Importantly, the tolerability of cabozantinib after PRRT raised some concerns. Clinicians reported increased rates of cytopenias, particularly thrombocytopenia, which appeared more frequently than in other tumor types like hepatocellular cancer. This was attributed to cumulative marrow suppression from multiple prior therapies. The study emphasized that while cabozantinib’s adverse effect profile aligns with those of other tyrosine kinase inhibitors (TKIs) such as sunitinib, its use in heavily pretreated NET patients—especially post PRRT—requires careful attention to blood counts and dose management. These insights are especially relevant as many NET patients now receive multiple lines of systemic therapy before reaching TKIs like cabozantinib.

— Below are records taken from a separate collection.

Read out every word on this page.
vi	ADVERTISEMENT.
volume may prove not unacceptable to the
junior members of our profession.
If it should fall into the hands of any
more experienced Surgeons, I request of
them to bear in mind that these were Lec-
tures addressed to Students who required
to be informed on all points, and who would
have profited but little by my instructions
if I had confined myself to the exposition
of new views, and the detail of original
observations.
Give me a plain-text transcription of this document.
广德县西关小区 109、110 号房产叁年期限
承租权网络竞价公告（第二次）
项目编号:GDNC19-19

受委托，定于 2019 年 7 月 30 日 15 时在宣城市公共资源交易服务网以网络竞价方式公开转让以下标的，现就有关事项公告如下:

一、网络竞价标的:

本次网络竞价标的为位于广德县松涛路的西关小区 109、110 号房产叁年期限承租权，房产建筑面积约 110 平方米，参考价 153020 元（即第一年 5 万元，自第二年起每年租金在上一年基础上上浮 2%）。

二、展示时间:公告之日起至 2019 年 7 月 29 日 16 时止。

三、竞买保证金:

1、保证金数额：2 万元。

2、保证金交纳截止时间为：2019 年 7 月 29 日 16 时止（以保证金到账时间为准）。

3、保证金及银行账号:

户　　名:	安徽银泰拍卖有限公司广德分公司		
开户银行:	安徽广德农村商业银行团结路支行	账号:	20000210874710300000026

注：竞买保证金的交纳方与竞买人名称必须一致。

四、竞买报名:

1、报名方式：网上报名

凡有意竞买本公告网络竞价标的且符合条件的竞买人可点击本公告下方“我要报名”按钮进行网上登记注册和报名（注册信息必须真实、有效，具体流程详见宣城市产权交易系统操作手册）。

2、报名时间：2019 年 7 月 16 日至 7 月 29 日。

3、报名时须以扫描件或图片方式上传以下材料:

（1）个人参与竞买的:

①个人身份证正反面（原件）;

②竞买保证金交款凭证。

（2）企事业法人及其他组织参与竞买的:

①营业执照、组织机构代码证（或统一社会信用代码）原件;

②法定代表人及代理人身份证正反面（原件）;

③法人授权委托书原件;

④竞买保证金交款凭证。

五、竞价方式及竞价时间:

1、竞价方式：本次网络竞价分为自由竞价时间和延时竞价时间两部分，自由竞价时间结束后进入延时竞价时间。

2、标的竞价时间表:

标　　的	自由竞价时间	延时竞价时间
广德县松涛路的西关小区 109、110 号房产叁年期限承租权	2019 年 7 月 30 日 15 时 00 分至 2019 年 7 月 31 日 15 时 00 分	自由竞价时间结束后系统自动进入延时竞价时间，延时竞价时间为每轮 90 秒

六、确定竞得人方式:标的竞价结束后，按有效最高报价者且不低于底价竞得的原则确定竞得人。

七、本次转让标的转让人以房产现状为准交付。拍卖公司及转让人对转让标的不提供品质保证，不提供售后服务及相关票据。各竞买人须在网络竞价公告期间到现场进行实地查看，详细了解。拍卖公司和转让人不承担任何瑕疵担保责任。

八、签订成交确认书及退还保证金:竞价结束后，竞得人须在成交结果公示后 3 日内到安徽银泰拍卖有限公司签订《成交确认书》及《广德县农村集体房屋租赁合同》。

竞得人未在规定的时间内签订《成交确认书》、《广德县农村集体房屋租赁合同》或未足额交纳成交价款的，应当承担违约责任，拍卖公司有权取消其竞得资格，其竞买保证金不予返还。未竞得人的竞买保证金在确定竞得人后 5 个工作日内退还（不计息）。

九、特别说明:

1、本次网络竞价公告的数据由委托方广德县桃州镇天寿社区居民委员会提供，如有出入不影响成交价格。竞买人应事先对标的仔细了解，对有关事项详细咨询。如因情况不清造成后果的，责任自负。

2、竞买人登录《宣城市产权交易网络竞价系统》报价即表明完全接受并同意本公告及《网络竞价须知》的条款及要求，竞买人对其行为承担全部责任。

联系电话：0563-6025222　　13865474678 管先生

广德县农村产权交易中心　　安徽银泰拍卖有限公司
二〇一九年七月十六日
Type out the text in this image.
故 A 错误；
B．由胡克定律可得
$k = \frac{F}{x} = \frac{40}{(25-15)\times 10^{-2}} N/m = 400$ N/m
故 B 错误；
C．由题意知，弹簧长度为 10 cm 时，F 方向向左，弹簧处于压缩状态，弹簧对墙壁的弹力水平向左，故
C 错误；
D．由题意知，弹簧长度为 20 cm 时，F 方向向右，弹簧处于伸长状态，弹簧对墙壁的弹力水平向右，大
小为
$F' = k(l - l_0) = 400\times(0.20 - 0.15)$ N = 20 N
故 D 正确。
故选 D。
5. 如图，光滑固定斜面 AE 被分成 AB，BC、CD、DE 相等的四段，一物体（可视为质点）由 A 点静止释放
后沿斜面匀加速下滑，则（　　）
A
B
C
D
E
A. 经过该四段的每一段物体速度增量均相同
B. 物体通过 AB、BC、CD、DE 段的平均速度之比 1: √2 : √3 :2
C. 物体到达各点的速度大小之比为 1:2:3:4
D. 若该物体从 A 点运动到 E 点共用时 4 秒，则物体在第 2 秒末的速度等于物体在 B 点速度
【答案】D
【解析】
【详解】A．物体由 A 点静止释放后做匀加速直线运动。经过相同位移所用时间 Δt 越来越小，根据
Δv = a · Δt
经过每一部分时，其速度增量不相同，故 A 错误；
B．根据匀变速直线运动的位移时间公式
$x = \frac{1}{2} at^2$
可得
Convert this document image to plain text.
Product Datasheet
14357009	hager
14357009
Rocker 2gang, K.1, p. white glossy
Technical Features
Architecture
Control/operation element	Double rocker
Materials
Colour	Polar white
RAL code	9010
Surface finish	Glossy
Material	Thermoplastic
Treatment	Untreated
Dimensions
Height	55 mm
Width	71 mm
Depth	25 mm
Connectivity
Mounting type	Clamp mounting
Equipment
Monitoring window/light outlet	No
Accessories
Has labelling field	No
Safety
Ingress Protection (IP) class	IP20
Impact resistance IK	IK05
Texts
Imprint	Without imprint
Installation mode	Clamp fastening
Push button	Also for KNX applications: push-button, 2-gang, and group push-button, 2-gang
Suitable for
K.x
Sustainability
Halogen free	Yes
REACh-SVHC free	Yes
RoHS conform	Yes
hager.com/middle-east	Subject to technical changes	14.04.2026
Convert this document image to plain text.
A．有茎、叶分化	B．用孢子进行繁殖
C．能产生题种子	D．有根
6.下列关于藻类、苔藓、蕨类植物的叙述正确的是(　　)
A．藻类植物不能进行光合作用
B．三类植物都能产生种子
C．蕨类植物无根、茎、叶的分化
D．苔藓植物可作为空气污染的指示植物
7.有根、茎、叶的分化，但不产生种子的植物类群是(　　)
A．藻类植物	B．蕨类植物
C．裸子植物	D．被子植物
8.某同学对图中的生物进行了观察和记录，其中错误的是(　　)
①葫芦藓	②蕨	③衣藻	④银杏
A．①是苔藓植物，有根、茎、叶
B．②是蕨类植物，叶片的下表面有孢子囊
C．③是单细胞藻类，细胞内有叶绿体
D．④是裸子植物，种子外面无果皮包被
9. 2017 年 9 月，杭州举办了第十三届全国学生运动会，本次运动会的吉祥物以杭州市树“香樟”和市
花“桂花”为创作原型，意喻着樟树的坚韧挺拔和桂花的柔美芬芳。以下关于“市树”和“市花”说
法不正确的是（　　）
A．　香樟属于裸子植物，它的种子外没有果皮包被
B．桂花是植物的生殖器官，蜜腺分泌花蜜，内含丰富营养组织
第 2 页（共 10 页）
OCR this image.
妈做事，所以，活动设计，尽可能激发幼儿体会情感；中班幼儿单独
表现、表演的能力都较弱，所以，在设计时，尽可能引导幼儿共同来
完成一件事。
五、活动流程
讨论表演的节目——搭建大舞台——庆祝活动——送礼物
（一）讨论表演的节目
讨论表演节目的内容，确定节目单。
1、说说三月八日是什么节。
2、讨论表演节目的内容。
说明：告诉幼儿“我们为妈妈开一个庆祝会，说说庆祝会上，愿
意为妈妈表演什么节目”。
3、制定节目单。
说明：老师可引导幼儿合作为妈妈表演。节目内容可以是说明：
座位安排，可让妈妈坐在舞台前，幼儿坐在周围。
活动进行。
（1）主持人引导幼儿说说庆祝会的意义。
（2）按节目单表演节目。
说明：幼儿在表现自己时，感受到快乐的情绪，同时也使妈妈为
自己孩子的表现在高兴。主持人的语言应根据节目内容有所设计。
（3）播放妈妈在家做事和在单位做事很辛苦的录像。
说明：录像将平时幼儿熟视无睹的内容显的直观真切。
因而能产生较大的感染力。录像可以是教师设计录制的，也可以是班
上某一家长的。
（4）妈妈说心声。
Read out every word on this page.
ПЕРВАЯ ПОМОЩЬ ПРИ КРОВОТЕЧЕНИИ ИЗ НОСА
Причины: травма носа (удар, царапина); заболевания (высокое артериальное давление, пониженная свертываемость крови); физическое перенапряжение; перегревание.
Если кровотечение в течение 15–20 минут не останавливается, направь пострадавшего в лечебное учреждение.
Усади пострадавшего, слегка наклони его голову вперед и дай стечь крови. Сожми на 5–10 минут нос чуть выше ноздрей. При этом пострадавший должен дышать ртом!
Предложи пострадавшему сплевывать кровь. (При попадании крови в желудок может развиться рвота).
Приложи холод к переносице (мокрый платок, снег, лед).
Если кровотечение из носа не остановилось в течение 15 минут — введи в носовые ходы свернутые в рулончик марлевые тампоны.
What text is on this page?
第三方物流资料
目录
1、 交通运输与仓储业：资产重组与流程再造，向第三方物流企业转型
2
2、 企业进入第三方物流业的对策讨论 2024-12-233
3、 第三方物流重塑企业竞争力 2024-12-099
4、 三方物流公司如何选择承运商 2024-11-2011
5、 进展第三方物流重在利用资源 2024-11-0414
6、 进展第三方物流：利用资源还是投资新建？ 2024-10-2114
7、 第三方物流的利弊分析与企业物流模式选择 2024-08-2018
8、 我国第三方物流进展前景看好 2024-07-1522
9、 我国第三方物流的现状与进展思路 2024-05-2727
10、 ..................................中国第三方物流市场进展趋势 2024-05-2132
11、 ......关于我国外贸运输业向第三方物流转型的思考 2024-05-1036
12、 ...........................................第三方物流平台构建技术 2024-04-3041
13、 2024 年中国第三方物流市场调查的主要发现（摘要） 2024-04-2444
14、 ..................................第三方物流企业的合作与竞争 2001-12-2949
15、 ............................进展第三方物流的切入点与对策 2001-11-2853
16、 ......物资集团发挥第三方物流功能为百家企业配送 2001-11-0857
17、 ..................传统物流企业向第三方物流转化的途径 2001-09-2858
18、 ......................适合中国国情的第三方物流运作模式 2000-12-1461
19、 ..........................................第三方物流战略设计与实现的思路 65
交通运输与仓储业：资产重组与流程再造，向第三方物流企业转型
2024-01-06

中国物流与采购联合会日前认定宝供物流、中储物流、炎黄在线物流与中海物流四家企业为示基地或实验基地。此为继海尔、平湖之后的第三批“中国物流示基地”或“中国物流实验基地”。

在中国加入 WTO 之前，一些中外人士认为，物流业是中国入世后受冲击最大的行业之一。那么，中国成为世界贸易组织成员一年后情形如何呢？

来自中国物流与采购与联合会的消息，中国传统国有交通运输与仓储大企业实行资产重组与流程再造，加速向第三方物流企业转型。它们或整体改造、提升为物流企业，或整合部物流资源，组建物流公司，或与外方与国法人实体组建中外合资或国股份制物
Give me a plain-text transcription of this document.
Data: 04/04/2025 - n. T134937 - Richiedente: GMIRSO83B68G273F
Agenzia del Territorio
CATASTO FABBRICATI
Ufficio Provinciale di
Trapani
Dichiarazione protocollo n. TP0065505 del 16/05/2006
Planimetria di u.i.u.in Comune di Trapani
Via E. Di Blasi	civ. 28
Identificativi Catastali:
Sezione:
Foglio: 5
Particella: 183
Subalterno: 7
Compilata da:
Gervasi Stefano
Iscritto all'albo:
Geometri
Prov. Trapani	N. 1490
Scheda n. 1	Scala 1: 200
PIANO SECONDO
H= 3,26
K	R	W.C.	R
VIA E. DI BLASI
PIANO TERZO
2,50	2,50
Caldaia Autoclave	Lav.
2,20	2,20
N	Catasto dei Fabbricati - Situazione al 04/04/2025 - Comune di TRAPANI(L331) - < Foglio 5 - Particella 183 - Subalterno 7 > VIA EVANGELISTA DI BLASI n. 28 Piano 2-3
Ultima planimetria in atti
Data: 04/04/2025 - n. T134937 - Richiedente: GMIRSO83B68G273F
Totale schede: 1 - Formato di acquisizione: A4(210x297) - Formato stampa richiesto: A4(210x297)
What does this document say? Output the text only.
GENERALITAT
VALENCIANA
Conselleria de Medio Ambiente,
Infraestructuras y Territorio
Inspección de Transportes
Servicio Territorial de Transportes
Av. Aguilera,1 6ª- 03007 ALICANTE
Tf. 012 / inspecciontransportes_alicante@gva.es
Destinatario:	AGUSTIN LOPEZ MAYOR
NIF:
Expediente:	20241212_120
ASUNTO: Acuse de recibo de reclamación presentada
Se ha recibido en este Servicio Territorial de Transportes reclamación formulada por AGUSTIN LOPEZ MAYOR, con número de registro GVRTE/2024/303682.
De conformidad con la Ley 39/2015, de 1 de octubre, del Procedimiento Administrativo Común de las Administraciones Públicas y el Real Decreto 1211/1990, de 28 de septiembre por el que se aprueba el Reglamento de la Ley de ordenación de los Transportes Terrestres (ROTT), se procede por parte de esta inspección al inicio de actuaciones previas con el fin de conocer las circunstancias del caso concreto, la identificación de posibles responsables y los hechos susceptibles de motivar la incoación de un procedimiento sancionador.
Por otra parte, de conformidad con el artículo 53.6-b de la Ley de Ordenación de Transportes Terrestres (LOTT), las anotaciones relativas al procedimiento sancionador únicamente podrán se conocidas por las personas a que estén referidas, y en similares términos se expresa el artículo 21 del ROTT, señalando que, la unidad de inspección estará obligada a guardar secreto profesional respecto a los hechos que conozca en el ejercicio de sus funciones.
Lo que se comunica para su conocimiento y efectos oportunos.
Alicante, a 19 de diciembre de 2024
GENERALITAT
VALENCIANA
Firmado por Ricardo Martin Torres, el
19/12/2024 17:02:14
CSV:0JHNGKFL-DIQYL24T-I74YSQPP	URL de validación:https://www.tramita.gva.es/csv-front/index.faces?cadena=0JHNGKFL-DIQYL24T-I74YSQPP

To address these safety concerns and improve tolerability, clinical trials are underway investigating alternate dosing strategies. One such trial is exploring a dose-optimization approach starting at 40 mg and titrating upward to 60 mg based on patient tolerance, rather than the traditional dose-reduction model. This mirrors strategies used with other TKIs, such as regorafenib, and reflects a growing consensus that personalized dosing may offer better long-term outcomes. Most clinicians currently favor starting at 40 mg, then adjusting as tolerated.